Huvudkomponenter i Spelteori (PAPI):
- Spelare: Vem som fattar besluten (personer, företag, länder).
- Aktioner: Vilka handlingsalternativ spelarna har.
- Information: Vad spelarna vet om de andras strategier.
- Utbetalningar (Payoffs): Vad spelarna får ut av resultatet (vinst, förlust, strafftid)
The Nash Equilibrium in real life
The Nash equilibrium in real life. You are stuck in traffic. It’s a complete gridlock. You look to your left and there’s a lane that seems to be moving slightly faster. You look to your right, same thing. You desperately want to switch lanes. But here’s the problem. Every other driver is thinking the exact same thing. If you move, you slow down that lane. If they move, they slow down yours. Eventually, everyone settles into lane. And even though the traffic is terrible and everyone is miserable, no single person can improve their travel time by switching lanes unilaterally. You have entered a Nash equilibrium.
This concept is the bedrock of modern strategy.
And unfortunately, it explains why so many aspects of your life feel stuck.
A Nash equilibrium describes a state in a game where no player can benefit by changing their strategy while the other players keep theirs unchanged.
It is the mathematical definition of a stalemate.
Think about standing at a concert. At first, everyone is sitting comfortably. Then, one enthusiastic fan in the front row stands up to get a better view. Now the people behind him can’t see, so they stand up. This ripple effect moves all the way to the back of the stadium. Eventually, everyone is standing. The view is exactly the same as when everyone was sitting, but now your legs are tired and you can’t sit down because you’ll see nothing. You are trapped in a Nash equilibrium. The optimal group outcome, everyone sitting, is unstable because the individual incentive to stand is too high. This law governs everything from nuclear arms races to why you feel compelled to wear a suit to a job interview even though everyone would be more comfortable in pajamas. We are locked in suboptimal traps because we cannot trust others to coordinate with us.
The Ultimatum Game
The ultimatum game, fairness versus logic. Imagine I offer you $100, but there is a catch. I have to split this money with a stranger in another room. I can offer that stranger any amount I want from one penny to the full $100. If the stranger accepts my offer, we both get the money. If the stranger rejects my offer, neither of us gets anything. The stranger knows the total is $100.

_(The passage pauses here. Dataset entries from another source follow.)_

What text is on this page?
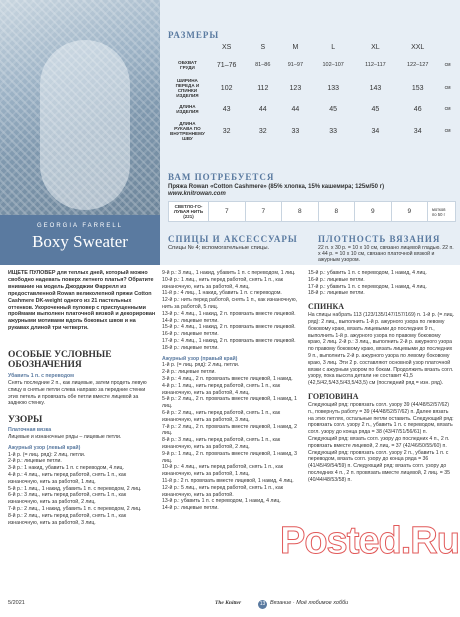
РАЗМЕРЫ
	XS	S	M	L	XL	XXL	
ОБХВАТ ГРУДИ	71–76	81–86	91–97	102–107	112–117	122–127	см
ШИРИНА ПЕРЕДА И СПИНКИ ИЗДЕЛИЯ	102	112	123	133	143	153	см
ДЛИНА ИЗДЕЛИЯ	43	44	44	45	45	46	см
ДЛИНА РУКАВА ПО ВНУТРЕННЕМУ ШВУ	32	32	33	33	34	34	см
ВАМ ПОТРЕБУЕТСЯ
Пряжа Rowan «Cotton Cashmere» (85% хлопка, 15% кашемира; 125м/50 г)
www.knitrowan.com
СВЕТЛО-ГО-ЛУБАЯ НИТЬ (221)	7	7	8	8	9	9	мотков по 50 г
СПИЦЫ И АКСЕССУАРЫ
Спицы № 4; вспомогательные спицы.
ПЛОТНОСТЬ ВЯЗАНИЯ
22 п. x 30 р. = 10 x 10 см, связано лицевой гладью. 22 п. x 44 р. = 10 x 10 см, связано платочной вязкой и ажурным узором.
GEORGIA FARRELL
Boxy Sweater
ИЩЕТЕ ПУЛОВЕР для теплых дней, который можно свободно надевать поверх летнего платья? Обратите внимание на модель Джорджии Фаррелл из предоставленной Rowan великолепной пряжи Cotton Cashmere DK-weight одного из 21 пастельных оттенков. Укороченный пуловер с приспущенными проймами выполнен платочной вязкой и декорирован ажурными мотивами вдоль боковых швов и на рукавах длиной три четверти.
ОСОБЫЕ УСЛОВНЫЕ ОБОЗНАЧЕНИЯ
Убавить 1 п. с переводом
Снять последние 2 п., как лицевые, затем продеть левую спицу в снятые петли слева направо за передние стенки этих петель и провязать обе петли вместе лицевой за заднюю стенку.
УЗОРЫ
Платочная вязка
Лицевые и изнаночные ряды – лицевые петли.
Ажурный узор (левый край)
1-й р. (= лиц. ряд): 2 лиц. петли.
2-й р.: лицевые петли.
3-й р.: 1 накид, убавить 1 п. с переводом, 4 лиц.
4-й р.: 4 лиц., нить перед работой, снять 1 п., как изнаночную, нить за работой, 1 лиц.
5-й р.: 1 лиц., 1 накид, убавить 1 п. с переводом, 2 лиц.
6-й р.: 3 лиц., нить перед работой, снять 1 п., как изнаночную, нить за работой, 2 лиц.
7-й р.: 2 лиц., 1 накид, убавить 1 п. с переводом, 2 лиц.
8-й р.: 2 лиц., нить перед работой, снять 1 п., как изнаночную, нить за работой, 3 лиц.
9-й р.: 3 лиц., 1 накид, убавить 1 п. с переводом, 1 лиц.
10-й р.: 1 лиц., нить перед работой, снять 1 п., как изнаночную, нить за работой, 4 лиц.
11-й р.: 4 лиц., 1 накид, убавить 1 п. с переводом.
12-й р.: нить перед работой, снять 1 п., как изнаночную, нить за работой, 5 лиц.
13-й р.: 4 лиц., 1 накид, 2 п. провязать вместе лицевой.
14-й р.: лицевые петли.
15-й р.: 4 лиц., 1 накид, 2 п. провязать вместе лицевой.
16-й р.: лицевые петли.
17-й р.: 4 лиц., 1 накид, 2 п. провязать вместе лицевой.
18-й р.: лицевые петли.
Ажурный узор (правый край)
1-й р. (= лиц. ряд): 2 лиц. петли.
2-й р.: лицевые петли.
3-й р.: 4 лиц., 2 п. провязать вместе лицевой, 1 накид.
4-й р.: 1 лиц., нить перед работой, снять 1 п., как изнаночную, нить за работой, 4 лиц.
5-й р.: 2 лиц., 2 п. провязать вместе лицевой, 1 накид, 1 лиц.
6-й р.: 2 лиц., нить перед работой, снять 1 п., как изнаночную, нить за работой, 3 лиц.
7-й р.: 2 лиц., 2 п. провязать вместе лицевой, 1 накид, 2 лиц.
8-й р.: 3 лиц., нить перед работой, снять 1 п., как изнаночную, нить за работой, 2 лиц.
9-й р.: 1 лиц., 2 п. провязать вместе лицевой, 1 накид, 3 лиц.
10-й р.: 4 лиц., нить перед работой, снять 1 п., как изнаночную, нить за работой, 1 лиц.
11-й р.: 2 п. провязать вместе лицевой, 1 накид, 4 лиц.
12-й р.: 5 лиц., нить перед работой, снять 1 п., как изнаночную, нить за работой.
13-й р.: убавить 1 п. с переводом, 1 накид, 4 лиц.
14-й р.: лицевые петли.
15-й р.: убавить 1 п. с переводом, 1 накид, 4 лиц.
16-й р.: лицевые петли.
17-й р.: убавить 1 п. с переводом, 1 накид, 4 лиц.
18-й р.: лицевые петли.
СПИНКА
На спицы набрать 113 (123/135/147/157/169) п. 1-й р. (= лиц. ряд): 2 лиц., выполнить 1-й р. ажурного узора по левому боковому краю, вязать лицевыми до последних 9 п., выполнить 1-й р. ажурного узора по правому боковому краю, 2 лиц. 2-й р.: 3 лиц., выполнить 2-й р. ажурного узора по правому боковому краю, вязать лицевыми до последних 9 п., выполнить 2-й р. ажурного узора по левому боковому краю, 3 лиц. Эти 2 р. составляют основной узор платочной вязки с ажурным узором по бокам. Продолжить вязать согл. узору, пока высота детали не составит 41,5 (42,5/42,5/43,5/43,5/43,5) см (последний ряд = изн. ряд).
ГОРЛОВИНА
Следующий ряд: провязать согл. узору 39 (44/48/52/57/62) п., повернуть работу = 39 (44/48/52/57/62) п. Далее вязать на этих петлях, остальные петли оставить. Следующий ряд: провязать согл. узору 2 п., убавить 1 п. с переводом, вязать согл. узору до конца ряда = 38 (43/47/51/56/61) п. Следующий ряд: вязать согл. узору до последних 4 п., 2 п. провязать вместе лицевой, 2 лиц. = 37 (42/46/50/55/60) п. Следующий ряд: провязать согл. узору 2 п., убавить 1 п. с переводом, вязать согл. узору до конца ряда = 36 (41/45/49/54/59) п. Следующий ряд: вязать согл. узору до последних 4 п., 2 п. провязать вместе лицевой, 2 лиц. = 35 (40/44/48/53/58) п.
Posted.Ru
5/2021	The Knitter	13 Вязание · Моё любимое хобби
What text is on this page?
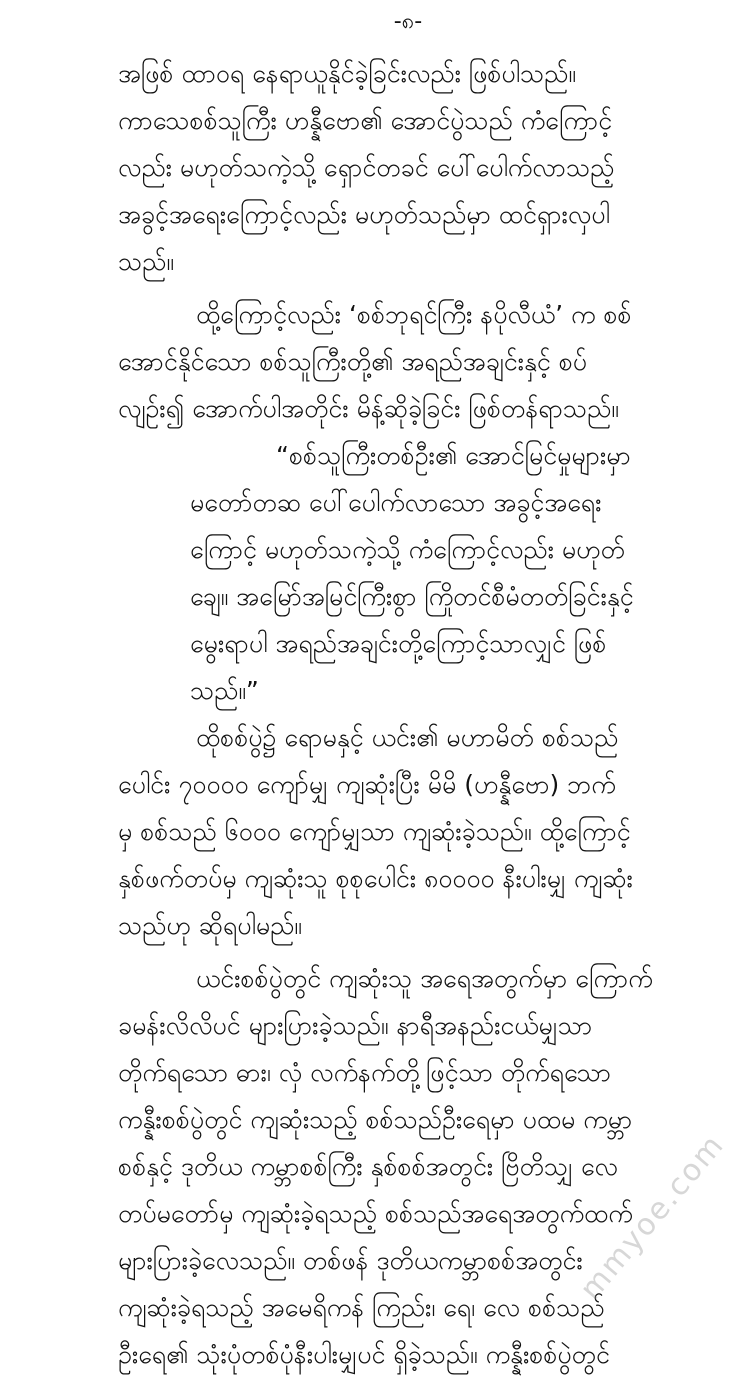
-၈-
အဖြစ် ထာဝရ နေရာယူနိုင်ခဲ့ခြင်းလည်း ဖြစ်ပါသည်။
ကာသေစစ်သူကြီး ဟန္နီဗော၏ အောင်ပွဲသည် ကံကြောင့်
လည်း မဟုတ်သကဲ့သို့ ရှောင်တခင် ပေါ်ပေါက်လာသည့်
အခွင့်အရေးကြောင့်လည်း မဟုတ်သည်မှာ ထင်ရှားလှပါ
သည်။
ထို့ကြောင့်လည်း ‘စစ်ဘုရင်ကြီး နပိုလီယံ’ က စစ်
အောင်နိုင်သော စစ်သူကြီးတို့၏ အရည်အချင်းနှင့် စပ်
လျဉ်း၍ အောက်ပါအတိုင်း မိန့်ဆိုခဲ့ခြင်း ဖြစ်တန်ရာသည်။
“စစ်သူကြီးတစ်ဦး၏ အောင်မြင်မှုများမှာ
မတော်တဆ ပေါ်ပေါက်လာသော အခွင့်အရေး
ကြောင့် မဟုတ်သကဲ့သို့ ကံကြောင့်လည်း မဟုတ်
ချေ။ အမြော်အမြင်ကြီးစွာ ကြိုတင်စီမံတတ်ခြင်းနှင့်
မွေးရာပါ အရည်အချင်းတို့ကြောင့်သာလျှင် ဖြစ်
သည်။”
ထိုစစ်ပွဲ၌ ရောမနှင့် ယင်း၏ မဟာမိတ် စစ်သည်
ပေါင်း ၇၀၀၀၀ ကျော်မျှ ကျဆုံးပြီး မိမိ (ဟန္နီဗော) ဘက်
မှ စစ်သည် ၆၀၀၀ ကျော်မျှသာ ကျဆုံးခဲ့သည်။ ထို့ကြောင့်
နှစ်ဖက်တပ်မှ ကျဆုံးသူ စုစုပေါင်း ၈၀၀၀၀ နီးပါးမျှ ကျဆုံး
သည်ဟု ဆိုရပါမည်။
ယင်းစစ်ပွဲတွင် ကျဆုံးသူ အရေအတွက်မှာ ကြောက်
ခမန်းလိလိပင် များပြားခဲ့သည်။ နာရီအနည်းငယ်မျှသာ
တိုက်ရသော ဓား၊ လှံ လက်နက်တို့ဖြင့်သာ တိုက်ရသော
ကန္နီးစစ်ပွဲတွင် ကျဆုံးသည့် စစ်သည်ဦးရေမှာ ပထမ ကမ္ဘာ
စစ်နှင့် ဒုတိယ ကမ္ဘာစစ်ကြီး နှစ်စစ်အတွင်း ဗြိတိသျှ လေ
တပ်မတော်မှ ကျဆုံးခဲ့ရသည့် စစ်သည်အရေအတွက်ထက်
များပြားခဲ့လေသည်။ တစ်ဖန် ဒုတိယကမ္ဘာစစ်အတွင်း
ကျဆုံးခဲ့ရသည့် အမေရိကန် ကြည်း၊ ရေ၊ လေ စစ်သည်
ဦးရေ၏ သုံးပုံတစ်ပုံနီးပါးမျှပင် ရှိခဲ့သည်။ ကန္နီးစစ်ပွဲတွင်
mmyoe.com
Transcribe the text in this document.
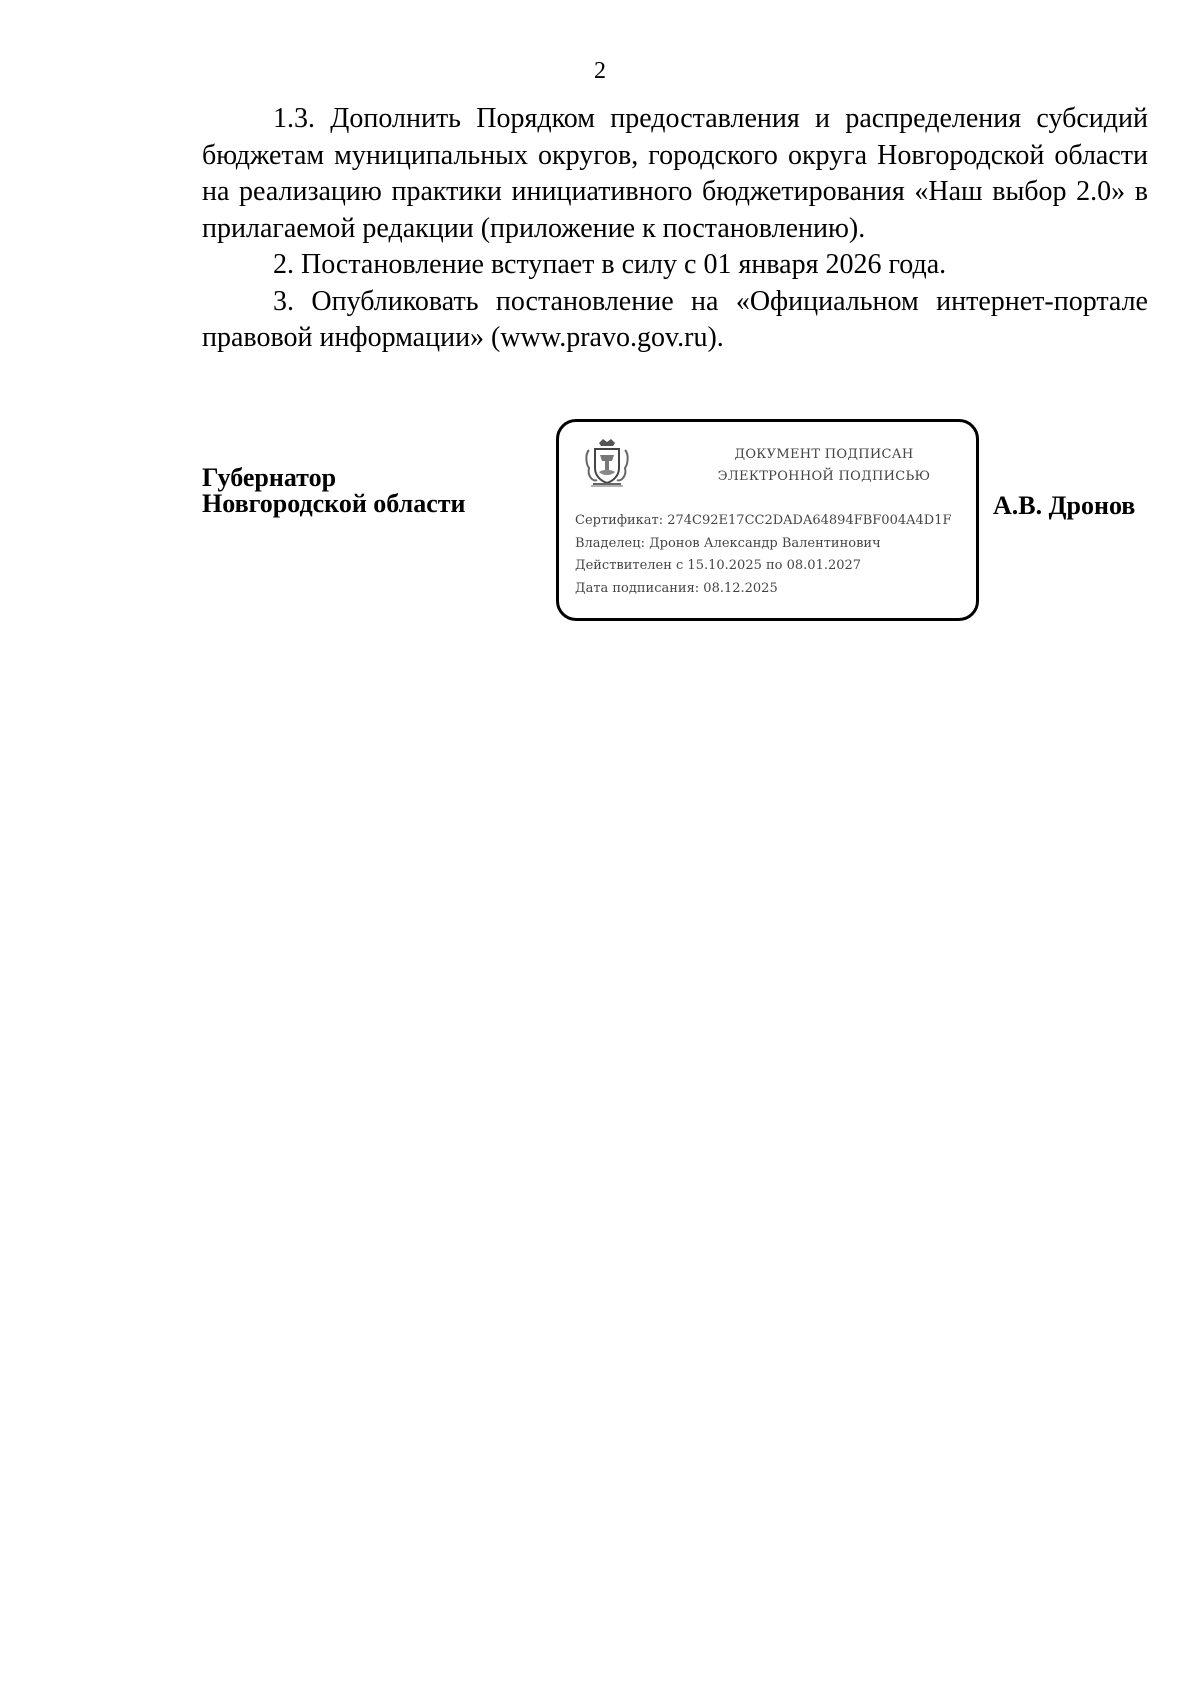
2

1.3. Дополнить Порядком предоставления и распределения субсидий бюджетам муниципальных округов, городского округа Новгородской области на реализацию практики инициативного бюджетирования «Наш выбор 2.0» в прилагаемой редакции (приложение к постановлению).

2. Постановление вступает в силу с 01 января 2026 года.

3. Опубликовать постановление на «Официальном интернет-портале правовой информации» (www.pravo.gov.ru).

Губернатор
Новгородской области
ДОКУМЕНТ ПОДПИСАН
ЭЛЕКТРОННОЙ ПОДПИСЬЮ
Сертификат: 274C92E17CC2DADA64894FBF004A4D1F
Владелец: Дронов Александр Валентинович
Действителен с 15.10.2025 по 08.01.2027
Дата подписания: 08.12.2025
А.В. Дронов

Now, pure logic, the kind economists used to believe ruled the world dictates that the stranger should accept any offer greater than zero. Even one penny is better than nothing, right? A purely rational profit maximizing agent would take the penny. But that is not what happens. In real life experiments conducted all over the world, if I offer anything less than about 30%, say I try to keep $70 and give them 30, the vast majority of people will reject the offer. They will choose to walk away with nothing just to ensure that I also get nothing. This is the ultimatum game and it reveals a hidden mechanism in our brains that overrides basic math. The instinct for altruistic punishment. We are hardwired to punish unfairness even at a personal cost. This isn’t just pettiness. It’s an evolutionary safeguard. In a tribal setting, letting someone get away with hoarding resources was a death sentence for the group. So, we developed a fairness switch that effectively says, ”I will burn this entire deal to the ground rather than let you exploit me.” This is why you get irrationally angry when someone cuts in line, even if it only delays you by 5 seconds. It’s why revolutions happen. We aren’t profit maximizers. We are fairness enforcers. And knowing this changes how you negotiate everything from your salary to who does the dishes. You aren’t negotiating numbers. You are negotiating perceived respect. Why selfishness is mathematically predictable.
The prisoner´s Dilemma (Fairness vs Logic)
Let’s look at the most famous scenario in game theory, the prisoners dilemma. Two bank robbers are arrested and put in separate interrogation rooms. The police don’t have enough evidence to convict them of the major crime, only a minor one. They offer each prisoner a deal. If you betray your partner and testify against him, you go free and he gets 10 years.
If you both stay silent, you both get just one year for the minor charge.
But if you both betray each other, you both get 5 years. The math is cruel here. No matter what your partner does, your best individual move is always to betray him. If he stays silent, you betray him and go free. If he betrays you, you must betray him to avoid the 10-year sentence. Defection is the dominant strategy. This explains the depressing architecture of modern cynicism. Why do politicians run attack ads? Because if one side takes the high road, stays silent, and the other attacks, defects, the attacker wins. Why do athletes take performance-enhancing drugs? If everyone stays clean, the best athlete wins. But if your opponent is doping and you aren’t, you lose. The logic of the prisoners dilemma forces us into a race to the bottom where rational individuals produce a distinctively irrational group outcome. We lock our doors not because we hate our neighbors, but because we cannot mathematically ensure they won’t rob us. We stockpile resources not because we are greedy, but because the cost of being the sucker who didn’t stockpile is too high. Selfishness isn’t always a moral failing. Often, it’s just people who are good at math but bad at trust.